Heart disease: If you have heart disease such as active coronary artery disease or congestive heart failure, discuss with your doctor how this medication may affect your medical condition, how your medical condition may affect the dosing and effectiveness of this medication, and whether any special monitoring is needed. Donepezil has the potential to slow the heart rate. People with cardiac conduction abnormalities (e.g., heart rhythm problems such as sick sinus syndrome) should not take donepezil.
Liver function: Liver disease or reduced liver function may cause this medication to build up in the body, causing side effects. If you have liver problems, discuss with your doctor how this medication may affect your medical condition, how your medical condition may affect the dosing and effectiveness of this medication, and whether any special monitoring is needed.
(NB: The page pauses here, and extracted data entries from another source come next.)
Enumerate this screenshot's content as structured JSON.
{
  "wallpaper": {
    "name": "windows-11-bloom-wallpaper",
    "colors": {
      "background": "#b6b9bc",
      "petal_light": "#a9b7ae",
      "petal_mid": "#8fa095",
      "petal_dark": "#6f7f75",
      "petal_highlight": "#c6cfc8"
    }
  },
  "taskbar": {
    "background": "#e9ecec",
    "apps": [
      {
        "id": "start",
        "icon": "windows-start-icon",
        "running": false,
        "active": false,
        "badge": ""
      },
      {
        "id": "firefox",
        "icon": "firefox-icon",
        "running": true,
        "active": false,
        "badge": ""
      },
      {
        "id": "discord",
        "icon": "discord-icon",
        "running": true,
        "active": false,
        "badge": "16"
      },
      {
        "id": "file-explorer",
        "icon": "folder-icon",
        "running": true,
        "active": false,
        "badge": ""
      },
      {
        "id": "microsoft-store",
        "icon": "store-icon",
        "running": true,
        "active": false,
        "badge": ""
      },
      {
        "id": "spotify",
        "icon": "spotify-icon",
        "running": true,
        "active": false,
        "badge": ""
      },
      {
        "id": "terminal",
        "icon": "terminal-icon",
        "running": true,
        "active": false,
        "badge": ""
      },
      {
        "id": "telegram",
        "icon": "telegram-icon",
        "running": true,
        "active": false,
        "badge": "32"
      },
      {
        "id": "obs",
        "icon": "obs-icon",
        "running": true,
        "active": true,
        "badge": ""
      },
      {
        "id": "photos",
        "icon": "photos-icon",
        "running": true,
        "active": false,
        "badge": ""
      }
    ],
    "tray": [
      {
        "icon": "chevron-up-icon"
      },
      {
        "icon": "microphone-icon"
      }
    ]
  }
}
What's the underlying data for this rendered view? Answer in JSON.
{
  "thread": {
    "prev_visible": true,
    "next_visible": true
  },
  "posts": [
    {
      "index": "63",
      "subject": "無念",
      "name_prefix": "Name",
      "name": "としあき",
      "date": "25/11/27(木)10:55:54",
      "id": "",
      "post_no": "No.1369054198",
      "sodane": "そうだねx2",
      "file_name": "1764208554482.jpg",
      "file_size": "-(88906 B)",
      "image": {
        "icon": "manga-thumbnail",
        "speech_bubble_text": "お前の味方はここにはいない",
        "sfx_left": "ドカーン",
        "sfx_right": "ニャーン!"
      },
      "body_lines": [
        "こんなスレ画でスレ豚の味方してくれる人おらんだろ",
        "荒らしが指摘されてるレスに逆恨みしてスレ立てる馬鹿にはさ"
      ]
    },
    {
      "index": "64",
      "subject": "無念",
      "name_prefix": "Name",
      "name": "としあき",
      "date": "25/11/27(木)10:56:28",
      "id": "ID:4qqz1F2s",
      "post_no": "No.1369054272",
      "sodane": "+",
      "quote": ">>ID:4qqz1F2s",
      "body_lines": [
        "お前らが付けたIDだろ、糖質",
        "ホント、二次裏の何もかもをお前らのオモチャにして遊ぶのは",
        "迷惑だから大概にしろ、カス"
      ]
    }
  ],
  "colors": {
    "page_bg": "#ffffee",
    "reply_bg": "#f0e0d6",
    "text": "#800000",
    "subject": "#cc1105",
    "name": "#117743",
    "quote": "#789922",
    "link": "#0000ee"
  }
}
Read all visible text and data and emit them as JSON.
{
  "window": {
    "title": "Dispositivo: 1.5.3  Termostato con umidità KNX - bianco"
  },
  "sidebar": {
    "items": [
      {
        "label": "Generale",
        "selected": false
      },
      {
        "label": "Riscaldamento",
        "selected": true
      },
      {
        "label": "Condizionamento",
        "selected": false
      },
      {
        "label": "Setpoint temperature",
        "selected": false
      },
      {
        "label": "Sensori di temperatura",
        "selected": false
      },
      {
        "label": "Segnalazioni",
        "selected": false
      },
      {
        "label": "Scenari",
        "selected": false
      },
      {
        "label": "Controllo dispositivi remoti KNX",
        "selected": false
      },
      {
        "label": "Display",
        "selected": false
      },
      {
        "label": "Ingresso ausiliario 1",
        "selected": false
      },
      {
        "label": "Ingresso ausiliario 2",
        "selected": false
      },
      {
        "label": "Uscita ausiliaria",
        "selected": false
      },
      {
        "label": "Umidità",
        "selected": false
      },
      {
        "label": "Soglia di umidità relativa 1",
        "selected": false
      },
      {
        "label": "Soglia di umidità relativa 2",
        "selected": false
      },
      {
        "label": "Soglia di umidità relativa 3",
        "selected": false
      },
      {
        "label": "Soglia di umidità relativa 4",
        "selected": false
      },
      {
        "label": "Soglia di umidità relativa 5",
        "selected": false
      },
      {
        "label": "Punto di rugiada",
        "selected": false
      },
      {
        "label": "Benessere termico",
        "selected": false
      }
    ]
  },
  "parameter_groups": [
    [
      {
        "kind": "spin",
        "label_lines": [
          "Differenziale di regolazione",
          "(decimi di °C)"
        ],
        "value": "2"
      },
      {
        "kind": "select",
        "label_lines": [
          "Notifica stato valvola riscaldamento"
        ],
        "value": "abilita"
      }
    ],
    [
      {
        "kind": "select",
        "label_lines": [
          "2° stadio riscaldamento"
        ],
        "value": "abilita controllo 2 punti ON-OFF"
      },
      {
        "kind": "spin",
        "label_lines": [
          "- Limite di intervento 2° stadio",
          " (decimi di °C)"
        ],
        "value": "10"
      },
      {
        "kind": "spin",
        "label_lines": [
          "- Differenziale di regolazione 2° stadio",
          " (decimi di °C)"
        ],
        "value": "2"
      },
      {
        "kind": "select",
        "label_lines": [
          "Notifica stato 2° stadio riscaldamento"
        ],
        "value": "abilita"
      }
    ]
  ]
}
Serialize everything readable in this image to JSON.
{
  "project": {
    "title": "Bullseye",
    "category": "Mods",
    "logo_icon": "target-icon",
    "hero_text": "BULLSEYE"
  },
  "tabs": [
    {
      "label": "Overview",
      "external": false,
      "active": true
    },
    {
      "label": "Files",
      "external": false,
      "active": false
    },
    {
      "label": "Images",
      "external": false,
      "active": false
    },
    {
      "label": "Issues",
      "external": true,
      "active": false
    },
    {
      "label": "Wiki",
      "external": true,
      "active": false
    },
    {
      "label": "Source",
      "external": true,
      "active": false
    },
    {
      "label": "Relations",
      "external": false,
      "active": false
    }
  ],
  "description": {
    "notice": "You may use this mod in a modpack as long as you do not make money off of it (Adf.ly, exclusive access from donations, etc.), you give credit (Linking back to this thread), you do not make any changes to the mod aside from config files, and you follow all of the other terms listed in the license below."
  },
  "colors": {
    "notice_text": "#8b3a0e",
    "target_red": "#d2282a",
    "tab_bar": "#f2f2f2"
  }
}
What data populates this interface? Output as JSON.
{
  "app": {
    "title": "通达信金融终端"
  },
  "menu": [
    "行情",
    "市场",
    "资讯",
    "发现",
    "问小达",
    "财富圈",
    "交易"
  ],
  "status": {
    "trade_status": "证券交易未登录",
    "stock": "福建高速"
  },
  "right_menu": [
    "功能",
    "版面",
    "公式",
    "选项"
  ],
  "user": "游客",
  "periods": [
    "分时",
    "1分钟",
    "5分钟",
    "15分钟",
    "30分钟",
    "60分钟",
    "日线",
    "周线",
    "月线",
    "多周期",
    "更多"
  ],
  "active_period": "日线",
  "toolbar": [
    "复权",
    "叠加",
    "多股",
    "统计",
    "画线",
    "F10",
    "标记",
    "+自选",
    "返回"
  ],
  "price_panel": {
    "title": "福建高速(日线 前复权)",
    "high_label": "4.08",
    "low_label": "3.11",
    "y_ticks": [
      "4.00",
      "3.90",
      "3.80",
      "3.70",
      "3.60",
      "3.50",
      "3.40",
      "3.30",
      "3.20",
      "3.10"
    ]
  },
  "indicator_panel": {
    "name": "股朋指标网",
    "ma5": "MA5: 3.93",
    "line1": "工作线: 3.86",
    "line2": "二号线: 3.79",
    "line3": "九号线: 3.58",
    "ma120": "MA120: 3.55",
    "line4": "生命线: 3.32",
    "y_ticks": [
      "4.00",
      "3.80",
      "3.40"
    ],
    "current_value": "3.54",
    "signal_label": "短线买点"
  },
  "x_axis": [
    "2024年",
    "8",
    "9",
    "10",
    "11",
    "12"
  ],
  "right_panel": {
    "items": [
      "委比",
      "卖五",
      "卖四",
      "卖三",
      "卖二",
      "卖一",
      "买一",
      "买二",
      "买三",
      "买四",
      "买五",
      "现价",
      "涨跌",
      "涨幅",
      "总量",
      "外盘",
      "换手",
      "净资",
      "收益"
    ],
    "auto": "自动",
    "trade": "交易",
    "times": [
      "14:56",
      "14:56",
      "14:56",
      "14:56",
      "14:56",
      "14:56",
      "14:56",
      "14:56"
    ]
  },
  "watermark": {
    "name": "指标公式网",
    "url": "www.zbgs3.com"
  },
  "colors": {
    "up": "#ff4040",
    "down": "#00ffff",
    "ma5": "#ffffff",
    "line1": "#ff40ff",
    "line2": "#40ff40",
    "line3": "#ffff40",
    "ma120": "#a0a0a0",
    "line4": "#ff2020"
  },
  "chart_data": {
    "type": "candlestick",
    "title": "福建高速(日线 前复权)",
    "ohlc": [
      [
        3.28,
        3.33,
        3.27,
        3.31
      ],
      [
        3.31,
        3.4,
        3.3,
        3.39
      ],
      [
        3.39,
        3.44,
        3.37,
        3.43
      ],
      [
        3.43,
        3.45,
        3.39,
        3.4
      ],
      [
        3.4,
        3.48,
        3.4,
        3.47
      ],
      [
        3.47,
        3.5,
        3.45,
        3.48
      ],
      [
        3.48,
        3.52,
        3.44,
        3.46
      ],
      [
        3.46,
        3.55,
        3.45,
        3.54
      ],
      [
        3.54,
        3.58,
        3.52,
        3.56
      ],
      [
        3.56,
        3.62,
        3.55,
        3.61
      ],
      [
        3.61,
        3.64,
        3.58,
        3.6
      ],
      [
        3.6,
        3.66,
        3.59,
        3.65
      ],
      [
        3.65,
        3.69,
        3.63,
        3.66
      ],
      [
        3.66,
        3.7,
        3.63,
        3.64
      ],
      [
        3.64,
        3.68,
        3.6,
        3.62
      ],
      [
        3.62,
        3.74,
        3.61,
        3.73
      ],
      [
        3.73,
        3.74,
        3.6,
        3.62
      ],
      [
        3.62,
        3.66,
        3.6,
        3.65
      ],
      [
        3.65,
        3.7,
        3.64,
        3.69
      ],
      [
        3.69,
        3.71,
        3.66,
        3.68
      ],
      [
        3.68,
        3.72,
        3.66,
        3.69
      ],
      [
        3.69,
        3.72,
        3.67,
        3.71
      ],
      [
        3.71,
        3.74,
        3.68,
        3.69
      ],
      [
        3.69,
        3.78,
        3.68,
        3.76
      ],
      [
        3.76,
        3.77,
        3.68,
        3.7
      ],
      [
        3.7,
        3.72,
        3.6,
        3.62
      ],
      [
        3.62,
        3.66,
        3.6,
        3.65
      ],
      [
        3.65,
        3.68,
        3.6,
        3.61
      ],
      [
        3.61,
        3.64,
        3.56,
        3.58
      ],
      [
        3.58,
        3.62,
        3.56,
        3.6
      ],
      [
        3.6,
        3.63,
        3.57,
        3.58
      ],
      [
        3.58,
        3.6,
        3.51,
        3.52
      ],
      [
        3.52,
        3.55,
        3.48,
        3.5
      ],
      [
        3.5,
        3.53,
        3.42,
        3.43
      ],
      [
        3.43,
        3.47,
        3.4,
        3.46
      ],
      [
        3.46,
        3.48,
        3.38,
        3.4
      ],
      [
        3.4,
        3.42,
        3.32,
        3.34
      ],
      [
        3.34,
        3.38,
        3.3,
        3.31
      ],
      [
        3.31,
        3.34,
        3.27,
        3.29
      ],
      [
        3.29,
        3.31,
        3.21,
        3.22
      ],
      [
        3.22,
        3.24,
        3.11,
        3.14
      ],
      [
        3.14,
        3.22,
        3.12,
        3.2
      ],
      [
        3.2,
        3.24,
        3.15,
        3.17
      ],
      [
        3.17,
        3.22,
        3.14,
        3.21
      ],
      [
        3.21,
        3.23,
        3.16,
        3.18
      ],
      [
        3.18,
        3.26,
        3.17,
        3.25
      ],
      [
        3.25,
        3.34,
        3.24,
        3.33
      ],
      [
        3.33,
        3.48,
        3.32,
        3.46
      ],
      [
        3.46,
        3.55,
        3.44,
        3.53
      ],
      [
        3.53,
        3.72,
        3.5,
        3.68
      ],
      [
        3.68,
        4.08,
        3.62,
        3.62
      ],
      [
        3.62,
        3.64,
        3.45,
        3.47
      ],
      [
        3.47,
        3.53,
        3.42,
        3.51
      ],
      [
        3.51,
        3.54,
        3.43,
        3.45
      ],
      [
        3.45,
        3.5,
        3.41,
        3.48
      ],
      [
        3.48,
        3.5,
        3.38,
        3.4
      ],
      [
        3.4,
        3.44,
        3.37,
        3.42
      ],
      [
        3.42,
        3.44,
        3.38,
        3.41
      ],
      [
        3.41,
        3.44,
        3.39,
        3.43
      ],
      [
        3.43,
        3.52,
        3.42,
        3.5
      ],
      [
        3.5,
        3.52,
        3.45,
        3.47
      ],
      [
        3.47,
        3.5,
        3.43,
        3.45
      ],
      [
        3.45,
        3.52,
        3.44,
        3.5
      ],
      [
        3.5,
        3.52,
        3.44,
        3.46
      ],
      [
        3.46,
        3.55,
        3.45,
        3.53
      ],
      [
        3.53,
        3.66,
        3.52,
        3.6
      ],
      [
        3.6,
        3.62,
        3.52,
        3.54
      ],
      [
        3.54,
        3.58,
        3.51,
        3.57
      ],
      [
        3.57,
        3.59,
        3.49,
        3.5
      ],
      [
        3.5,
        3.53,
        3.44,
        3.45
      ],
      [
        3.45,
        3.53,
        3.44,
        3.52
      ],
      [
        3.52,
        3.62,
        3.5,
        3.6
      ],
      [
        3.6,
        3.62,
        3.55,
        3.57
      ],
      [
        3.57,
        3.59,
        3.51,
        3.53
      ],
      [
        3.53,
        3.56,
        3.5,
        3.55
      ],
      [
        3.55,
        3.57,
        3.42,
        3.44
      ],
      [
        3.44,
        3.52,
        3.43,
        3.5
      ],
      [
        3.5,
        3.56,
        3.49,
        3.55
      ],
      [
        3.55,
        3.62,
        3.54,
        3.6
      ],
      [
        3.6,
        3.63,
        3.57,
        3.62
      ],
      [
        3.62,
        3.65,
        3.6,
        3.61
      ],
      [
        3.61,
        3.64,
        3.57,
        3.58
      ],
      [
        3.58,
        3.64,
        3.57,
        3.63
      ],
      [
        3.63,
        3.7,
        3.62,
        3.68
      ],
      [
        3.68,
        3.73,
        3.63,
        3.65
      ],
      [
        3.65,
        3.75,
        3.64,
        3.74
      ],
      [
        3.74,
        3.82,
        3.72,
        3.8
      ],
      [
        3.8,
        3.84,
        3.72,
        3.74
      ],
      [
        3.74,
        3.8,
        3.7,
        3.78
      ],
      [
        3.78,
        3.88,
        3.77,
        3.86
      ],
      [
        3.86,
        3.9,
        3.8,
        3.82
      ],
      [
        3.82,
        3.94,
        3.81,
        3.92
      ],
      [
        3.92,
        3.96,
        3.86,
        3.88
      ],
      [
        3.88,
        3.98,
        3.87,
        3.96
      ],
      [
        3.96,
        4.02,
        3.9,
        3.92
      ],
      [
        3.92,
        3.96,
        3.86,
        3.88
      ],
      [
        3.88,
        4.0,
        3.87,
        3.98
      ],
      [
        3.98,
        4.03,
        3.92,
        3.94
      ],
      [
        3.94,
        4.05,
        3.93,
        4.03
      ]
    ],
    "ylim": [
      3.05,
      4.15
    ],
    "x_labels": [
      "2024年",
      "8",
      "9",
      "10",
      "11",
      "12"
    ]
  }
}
Stomach problems: Donepezil has the potential to cause an increase in the amount of acid that the stomach produces. If you have a history of ulcers or are at increased risk of developing stomach ulcers, discuss with your doctor how this medication may affect your medical condition, how your medical condition may affect the dosing and effectiveness of this medication, and whether any special monitoring is needed.
Pregnancy: The safety of donepezil for use during pregnancy has not been established. This medication should not be used during pregnancy unless the benefits outweigh the risks. If you become pregnant while taking this medication, contact your doctor immediately.
Breast-feeding: It is not known if donepezil passes into breast milk. If you are a breast-feeding mother and are taking this medication, it may affect your baby. Talk to your doctor about whether you should continue breast-feeding.
Children: The safety and effectiveness of using this medication have not been established for children.
What other drugs could interact with this medication?
There may be an interaction between donepezil and any of the following:
- antihistamines (e.g., cetirizine, doxylamine, diphenhydramine, hydroxyzine, loratadine)
- antipsychotics (e.g., chlorpromazine, clozapine, haloperidol, olanzapine, quetiapine, risperidone)
- barbiturates (e.g., phenobarbital)
- beta-adrenergic blockers (e.g., atenolol, propranolol, sotalol)
- corticosteroids (e.g., budesonide, dexamethasone, hydrocortisone, fluticasone, prednisone)
- peginterferon Alfa-2b
- tricyclic antidepressants (e.g., amitriptyline, clomipramine, desipramine, trimipramine)
If you are taking any of these medications, speak with your doctor or pharmacist. Depending on your specific circumstances, your doctor may want you to:
- stop taking one of the medications,
- change one of the medications to another,
- change how you are taking one or both of the medications, or
- leave everything as is.
An interaction between two medications does not always mean that you must stop taking one of them. Speak to your doctor about how any drug interactions are being managed or should be managed.
Medications other than those listed above may interact with this medication. Tell your doctor or prescriber about all prescription, over-the-counter (non-prescription), and herbal medications you are taking. Also tell them about any supplements you take. Since caffeine, alcohol, the nicotine from cigarettes, or street drugs can affect the action of many medications, you should let your prescriber know if you use them.